Scientists have found a link between people who like and share 'inspirational' quotes on social media and low intelligence.

Credit: PA/ITV News

According to the study, by researchers at the University of Waterloo in Ontario, Canada, people who are more receptive to what they described as "pseudo-profound, intellectual-sounding bull****" were more likely to be less intelligent, believe in conspiracy theories, believe in the paranormal and follow alternative medicine.

They tested almost 300 people on whether they were impressed by grand-sounding statements which are essentially meaningless.
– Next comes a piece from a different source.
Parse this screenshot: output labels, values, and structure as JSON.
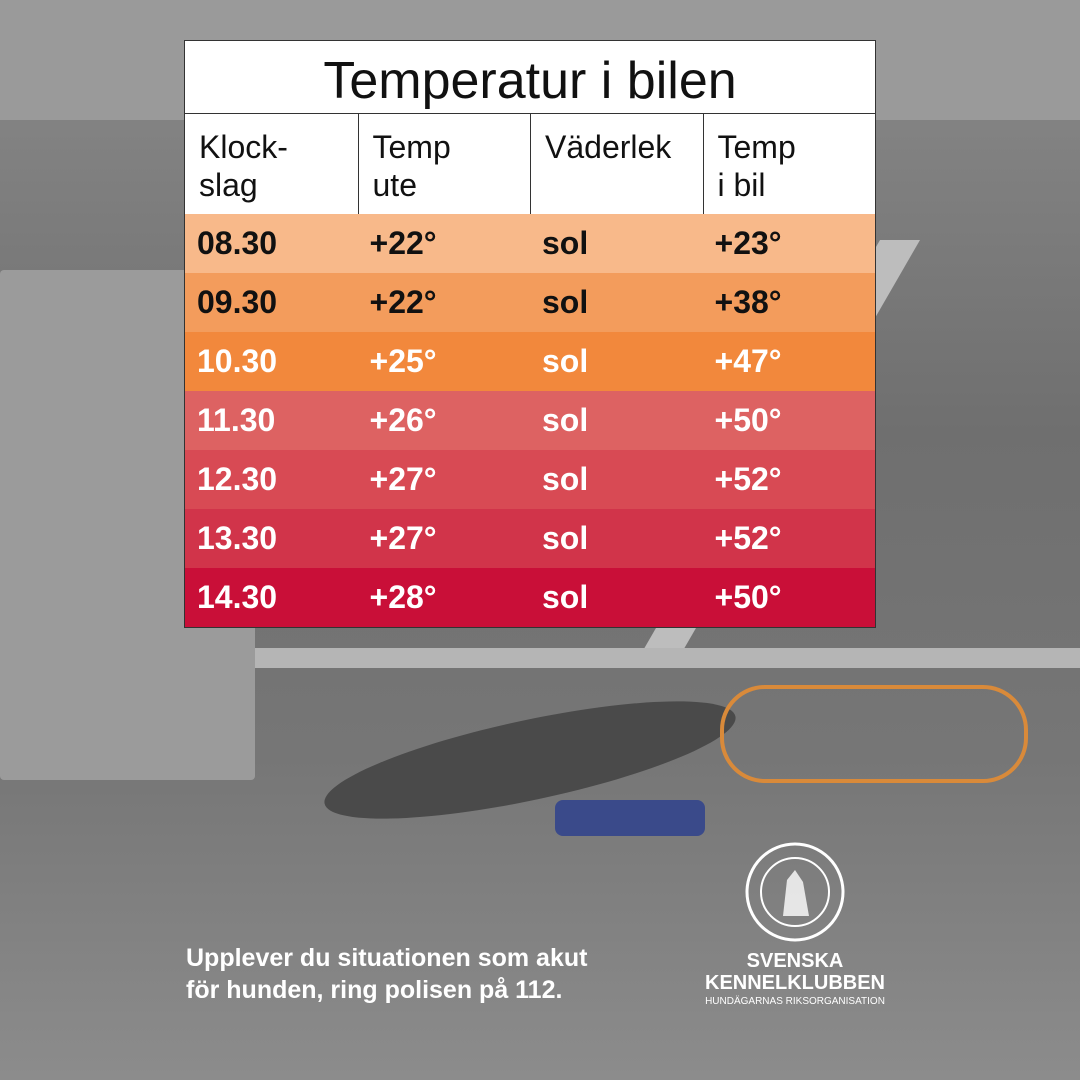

Examples of those used include: "Hidden meaning transforms unparalleled abstract beauty", and: "We are at a crossroads of transformation and desire."

Credit: PA/ITV News
Credit: PA/ITV News

"Although this statement may seem to convey some sort of potentially profound meaning, it is merely a collection of buzzwords put together randomly in a sentence that retains syntactic structure," the report said.

"Bulls***, in contrast to mere nonsense, is something that implies but does not contain adequate meaning or truth."

The participants were asked to differentiate between philosophy quotes, "bulls***", and mundane sentences.

They were also tested on their personality traits to determine how they thought about themselves and the world around them.

Credit: PA/ITV News

Lead researcher, PhD candidate Gordon Pennycook, said people who were more receptive to the "bull****" statements were found to be "less reflective, lower in cognitive ability (ie verbal and fluid intelligence, numeracy), and are more prone to ontological confusions and conspiratorial ideation."

They were also more likely to "hold religious and paranormal beliefs, and are more likely to endorse complementary and alternative medicine."

Our findings are consistent with the idea that the tendency to rate vague, meaningless statements as profound is a legitimate psychological phenomenon that is consistently related to at least some variables of theoretical interest.